Blame Canada

Blame Canada

Updated

Book says Canada was a template for the EU project.

Is Canada laying claim to Jean Monnet and his ideas of European integration?

A book published there suggests that Monnet, one of the founding fathers of the European project, drew for inspiration on his time spent in western Canada between 1907 and 1914.

As an 18-year-old, the Frenchman was sent to Canada to promote his family’s Monnet cognac to suppliers and retailers.

Trygve Ugland, a professor from Bishop’s University, in Sherbrooke, Quebec, told a Brussels audience at Canada’s mission to the EU that Monnet’s travels in Canada had a “formative influence on his theories”.
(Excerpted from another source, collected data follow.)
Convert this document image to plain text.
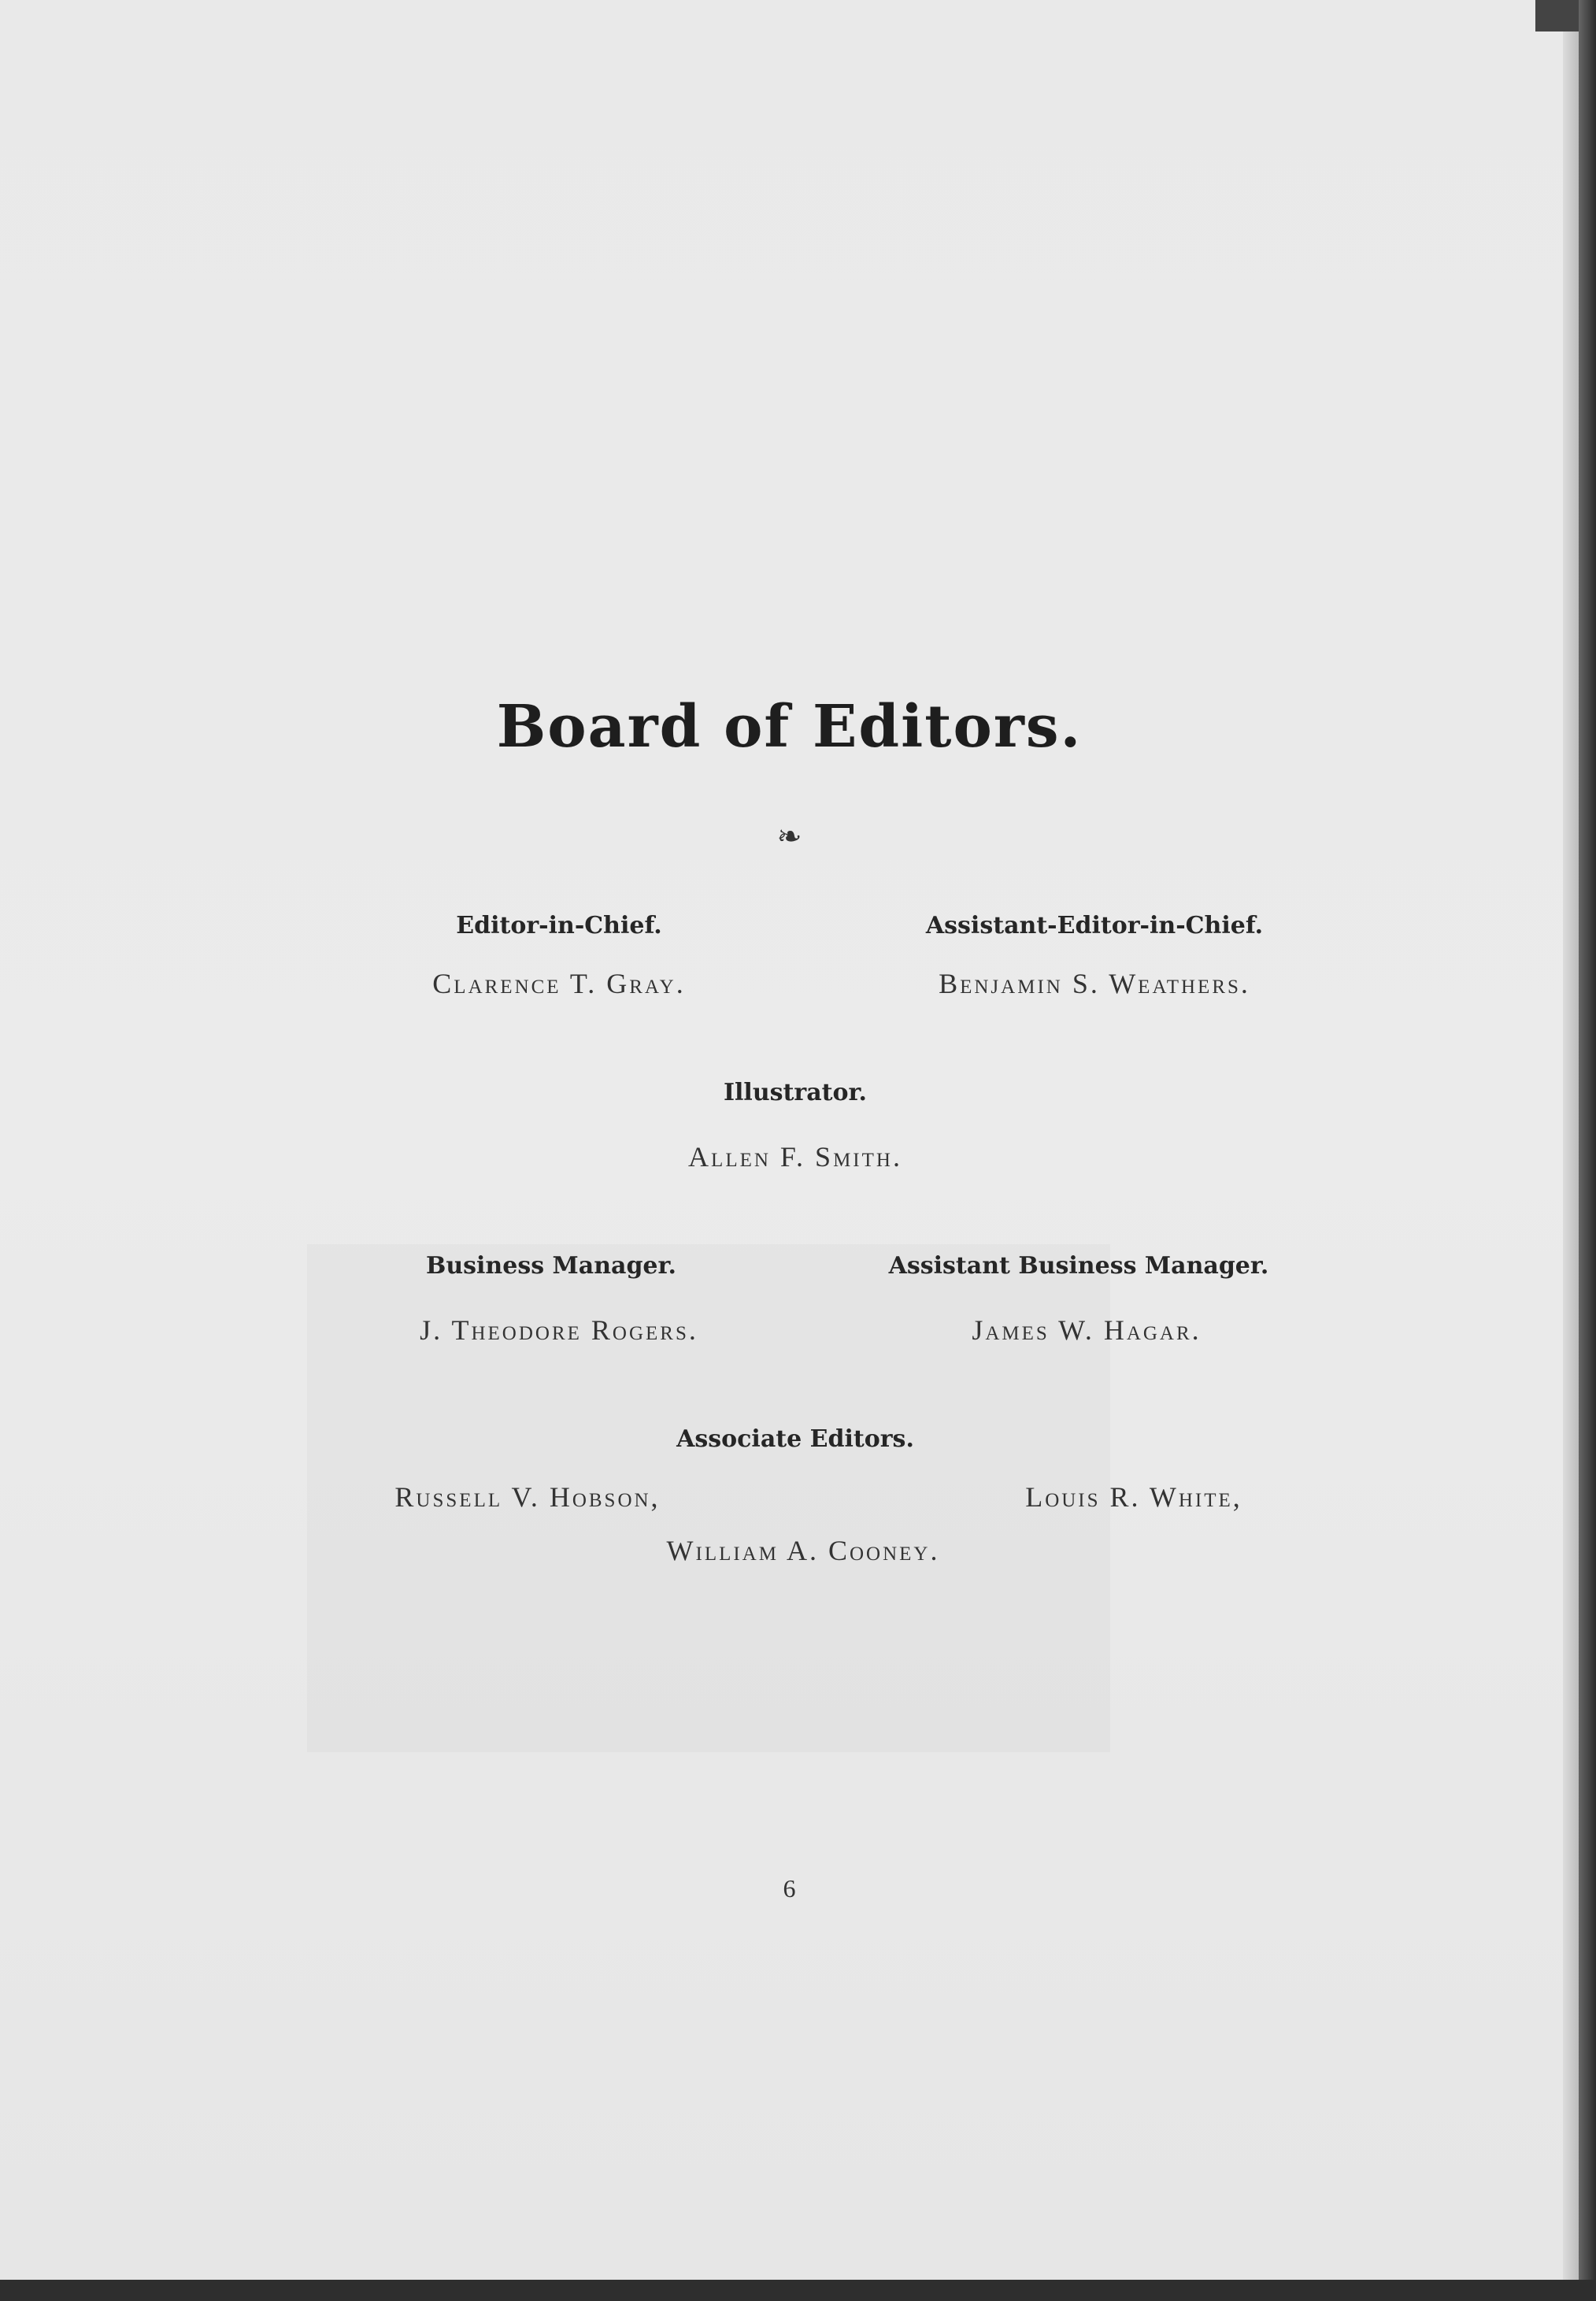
Board of Editors.
❧
Editor-in-Chief.
Clarence T. Gray.
Assistant-Editor-in-Chief.
Benjamin S. Weathers.
Illustrator.
Allen F. Smith.
Business Manager.
J. Theodore Rogers.
Assistant Business Manager.
James W. Hagar.
Associate Editors.
Russell V. Hobson,	Louis R. White,
William A. Cooney.
6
Ugland, himself a Norwegian migrant to the ‘new world’, said Monnet was inspired by the optimistic pioneer spirit that he encountered in Canada. The academic said Monnet was astonished to find that German, French, British and other immigrants from Europe were able to get along to build a common future in a new country.
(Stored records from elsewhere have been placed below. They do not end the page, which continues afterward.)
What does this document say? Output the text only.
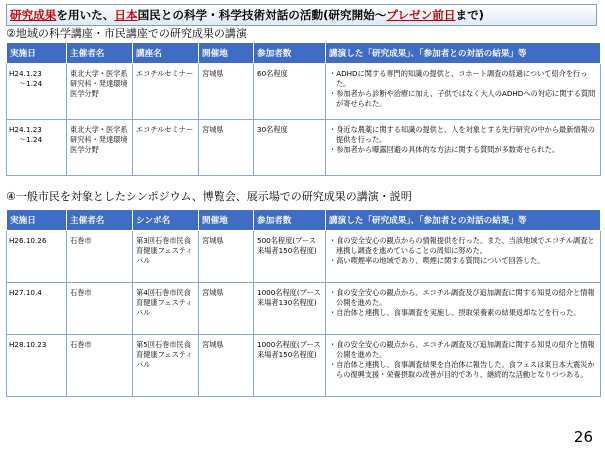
研究成果を用いた、日本国民との科学・科学技術対話の活動(研究開始〜プレゼン前日まで)
②地域の科学講座・市民講座での研究成果の講演
実施日	主催者名	講座名	開催地	参加者数	講演した「研究成果」、「参加者との対話の結果」等
H24.1.23
〜1.24	東北大学・医学系研究科・発達環境医学分野	エコチルセミナー	宮城県	60名程度	・ADHDに関する専門的知識の提供と、コホート調査の経過について紹介を行った。
・参加者から診断や治療に加え、子供ではなく大人のADHDへの対応に関する質問が寄せられた。

H24.1.23
〜1.24	東北大学・医学系研究科・発達環境医学分野	エコチルセミナー	宮城県	30名程度	・身近な農薬に関する知識の提供と、人を対象とする先行研究の中から最新情報の提供を行った。
・参加者から曝露回避の具体的な方法に関する質問が多数寄せられた。
④一般市民を対象としたシンポジウム、博覧会、展示場での研究成果の講演・説明
実施日	主催者名	シンポ名	開催地	参加者数	講演した「研究成果」、「参加者との対話の結果」等
H26.10.26	石巻市	第3回石巻市民食育健康フェスティバル	宮城県	500名程度(ブース来場者150名程度)	・食の安全安心の観点からの情報提供を行った。また、当該地域でエコチル調査と連携し調査を進めていることの周知に努めた。
・高い喫煙率の地域であり、喫煙に関する質問について回答した。

H27.10.4	石巻市	第4回石巻市民食育健康フェスティバル	宮城県	1000名程度(ブース来場者130名程度)	・食の安全安心の観点から、エコチル調査及び追加調査に関する知見の紹介と情報公開を進めた。
・自治体と連携し、食事調査を実施し、摂取栄養素の結果返却などを行った。

H28.10.23	石巻市	第5回石巻市民食育健康フェスティバル	宮城県	1000名程度(ブース来場者150名程度)	・食の安全安心の観点から、エコチル調査及び追加調査に関する知見の紹介と情報公開を進めた。
・自治体と連携し、食事調査結果を自治体に報告した。食フェスは東日本大震災からの復興支援・栄養摂取の改善が目的であり、継続的な活動となりつつある。
26
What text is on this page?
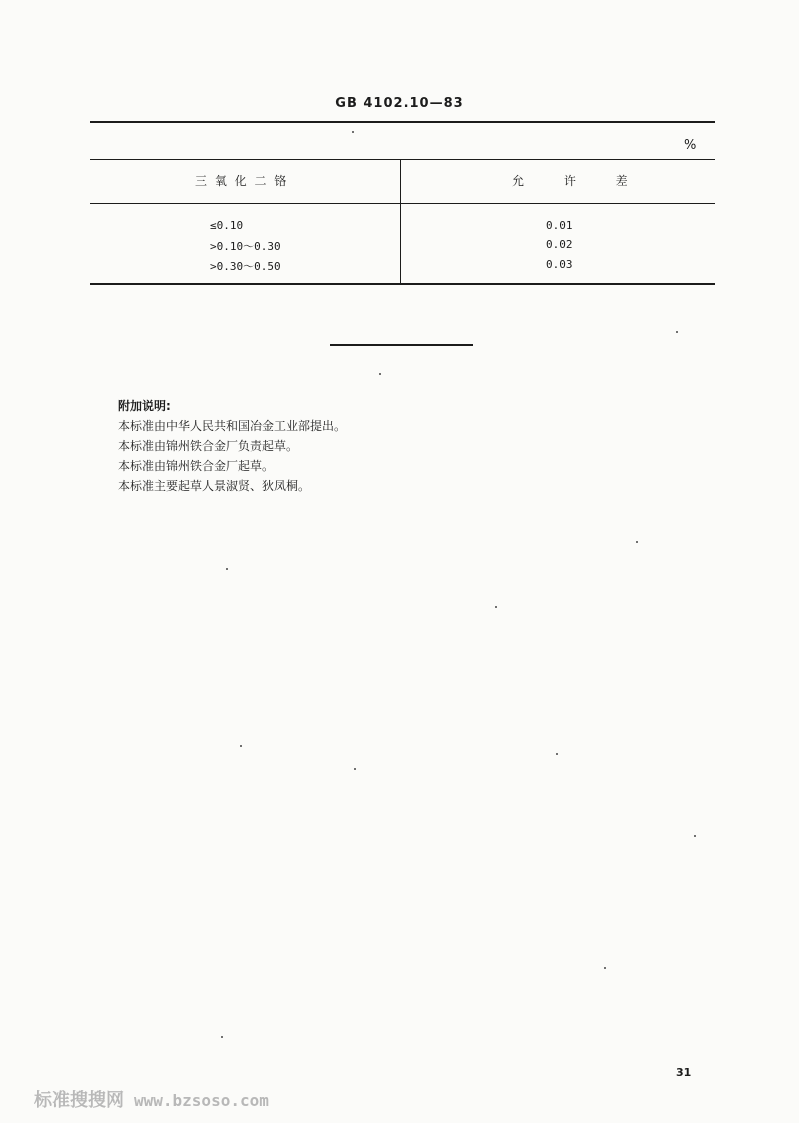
GB 4102.10—83
%
三 氧 化 二 铬	允 许 差
≤0.10	0.01
>0.10～0.30	0.02
>0.30～0.50	0.03
附加说明:
本标准由中华人民共和国冶金工业部提出。
本标准由锦州铁合金厂负责起草。
本标准由锦州铁合金厂起草。
本标准主要起草人景淑贤、狄凤桐。
31
标准搜搜网 www.bzsoso.com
Ugland hopes his research, which involved immersion in Monnet’s memoirs, will shed light on what has been a less-examined part of the life of the Frenchman, who headed France’s general planning commission after the Second World War and became the first president of the European Coal and Steel Community’s high authority, the forerunner of the European Commission.

This bid by Canadian diplomats to claim credit for shaping one of the EU’s founding fathers is a bold one. If the current EU-Canada negotiations on free trade are ever concluded, perhaps they should be toasted in Monnet cognac.